The cloud not only offers you instant access to all of the accounting mechanisms you need, but software packages also provide in-built data analysis tools that can do much of the heavy lifting for you.
Some cloud data programs utilise artificial intelligence that analyses past trends and performance based upon specific data points, and in doing so, they can make more accurate predictions for the future based upon what has gone before.
This can prove particularly helpful in challenging economic times, when making accurate predictions is difficult given the volatility and unpredictability of the micro and macro-economic climate. Data analysis allows you to extract value from the numbers, and so cloud-based systems could help to future-proof your business and to weather the current storm many firms and industries are facing.
CEOs that have been in business for a number of years may recall the huge servers that they had to acquire and keep maintained in order to preserve the integrity of their companies.

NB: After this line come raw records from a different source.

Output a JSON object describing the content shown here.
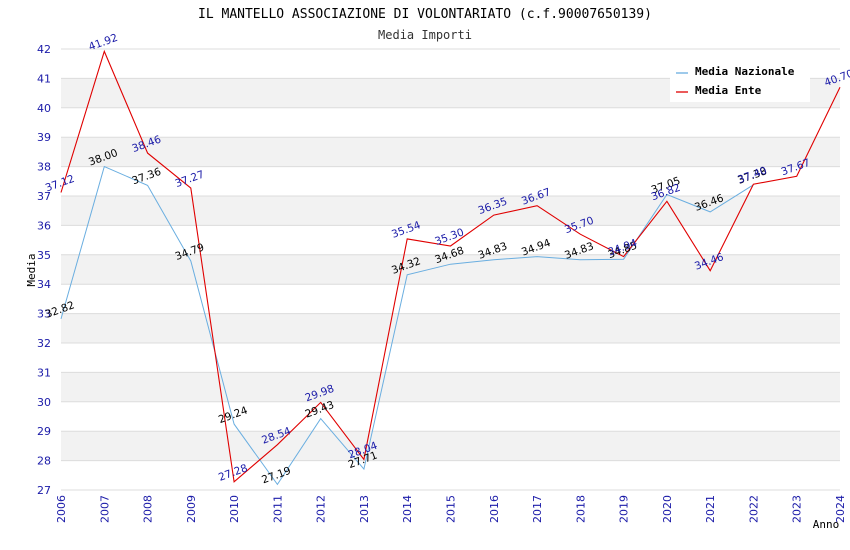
{
  "chart_data": {
    "type": "line",
    "title": "IL MANTELLO ASSOCIAZIONE DI VOLONTARIATO (c.f.90007650139)",
    "subtitle": "Media Importi",
    "xlabel": "Anno",
    "ylabel": "Media",
    "ylim": [
      27,
      42
    ],
    "yticks": [
      27,
      28,
      29,
      30,
      31,
      32,
      33,
      34,
      35,
      36,
      37,
      38,
      39,
      40,
      41,
      42
    ],
    "categories": [
      "2006",
      "2007",
      "2008",
      "2009",
      "2010",
      "2011",
      "2012",
      "2013",
      "2014",
      "2015",
      "2016",
      "2017",
      "2018",
      "2019",
      "2020",
      "2021",
      "2022",
      "2023",
      "2024"
    ],
    "grid": "horizontal-banded",
    "legend_position": "top-right",
    "series": [
      {
        "name": "Media Nazionale",
        "color": "#6aaee0",
        "label_color": "#000000",
        "values": [
          32.82,
          38.0,
          37.36,
          34.79,
          29.24,
          27.19,
          29.43,
          27.71,
          34.32,
          34.68,
          34.83,
          34.94,
          34.83,
          34.85,
          37.05,
          36.46,
          37.38,
          null,
          null
        ],
        "labels": [
          "32.82",
          "38.00",
          "37.36",
          "34.79",
          "29.24",
          "27.19",
          "29.43",
          "27.71",
          "34.32",
          "34.68",
          "34.83",
          "34.94",
          "34.83",
          "34.85",
          "37.05",
          "36.46",
          "37.38",
          "",
          ""
        ]
      },
      {
        "name": "Media Ente",
        "color": "#e00000",
        "label_color": "#1a1aa8",
        "values": [
          37.12,
          41.92,
          38.46,
          37.27,
          27.28,
          28.54,
          29.98,
          28.04,
          35.54,
          35.3,
          36.35,
          36.67,
          35.7,
          34.94,
          36.82,
          34.46,
          37.4,
          37.67,
          40.7
        ],
        "labels": [
          "37.12",
          "41.92",
          "38.46",
          "37.27",
          "27.28",
          "28.54",
          "29.98",
          "28.04",
          "35.54",
          "35.30",
          "36.35",
          "36.67",
          "35.70",
          "34.94",
          "36.82",
          "34.46",
          "37.40",
          "37.67",
          "40.70"
        ]
      }
    ]
  }
}
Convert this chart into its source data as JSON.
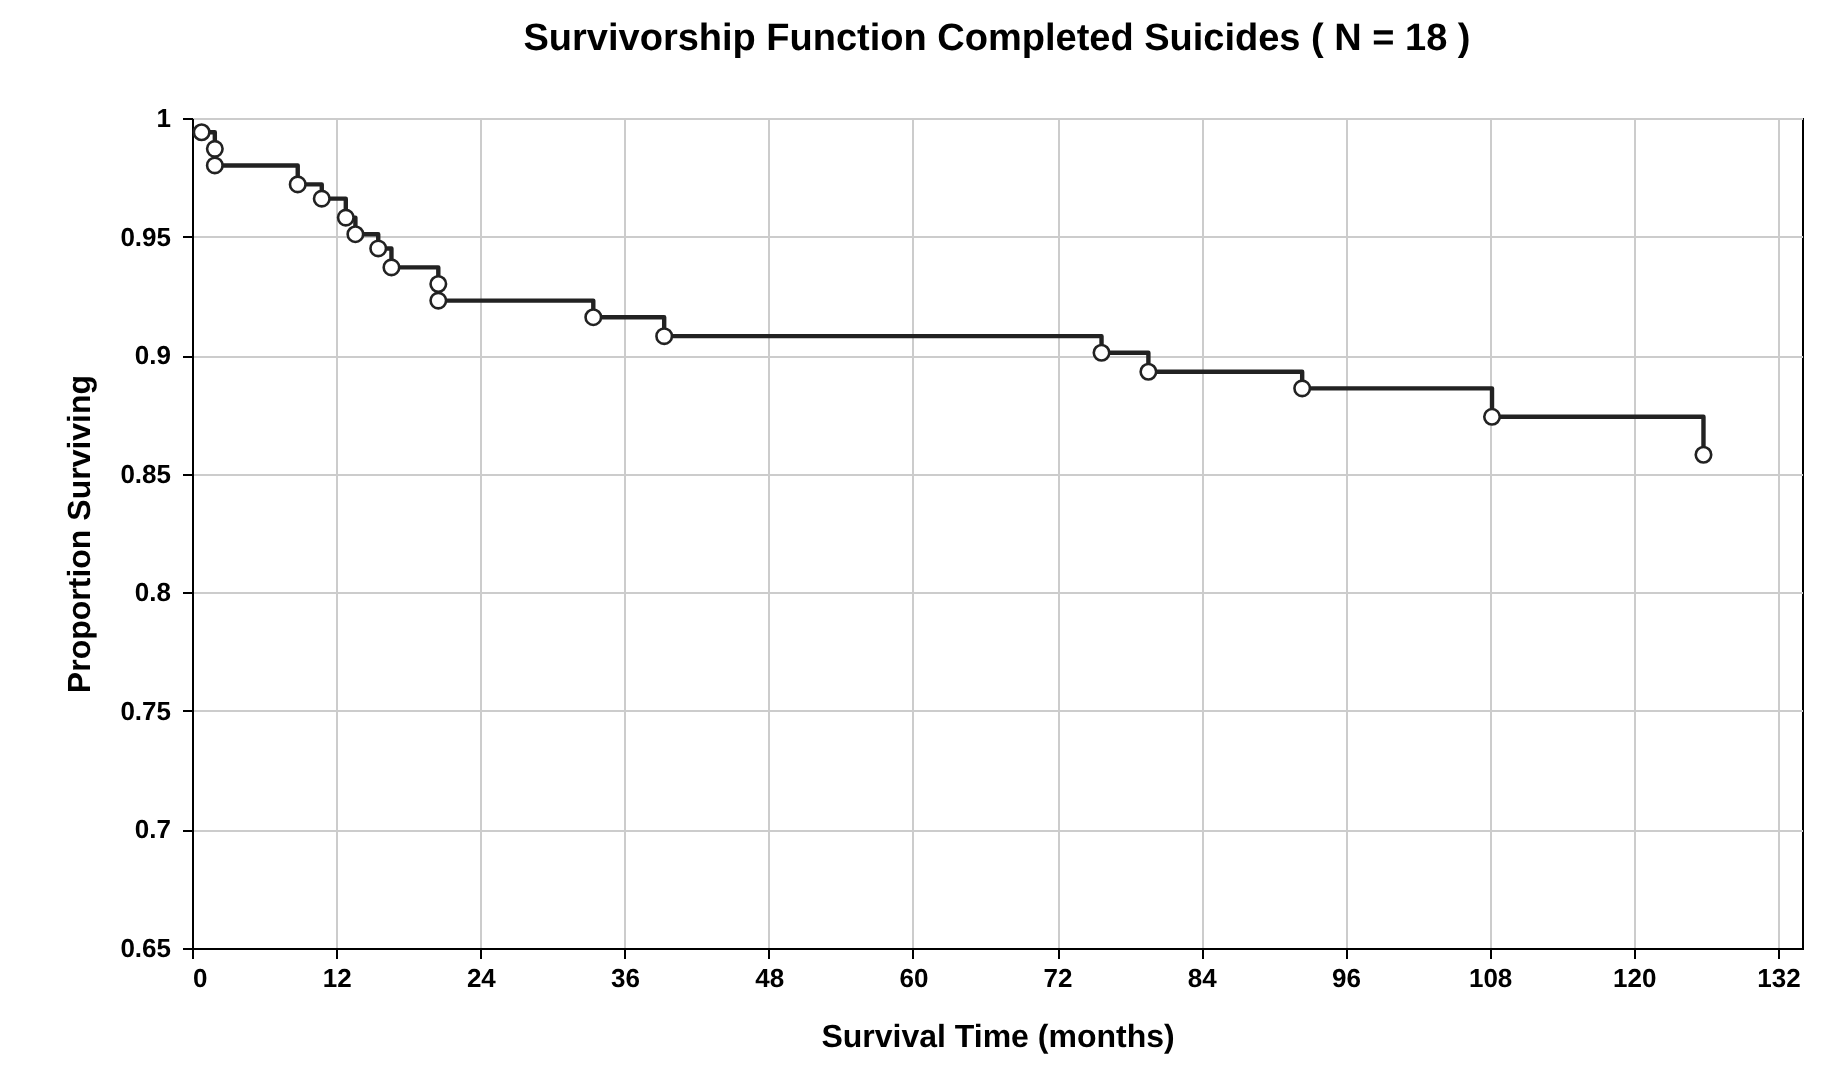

Thankfully, those days are gone thanks to cloud storage, which moves all of your data processing online and provides essential backup and recovery services into the bargain.
So, you no longer need to worry about the costs and manpower of running your own data centre, and with cloud storage, you only pay for the exact amount of ‘space’ you require – another essential cost saving.
Some business owners will be fearful of storing their company’s vital assets in the cloud at a time when hacking and fraudsters are on the loose, but cloud providers spend considerable sums on securing their networks – you are no more at risk than you would be running your own data storage facility on-site.
And how about this troubling stat: more than 60% of companies that suffer a non-recoverable loss of data shut down within six months of the breach taking place. But cloud storage offers automatic backup and recovery, which is a considerable weight off your mind.
All things considered, there are many more reasons to implement cloud computing in your business than there are factors against it.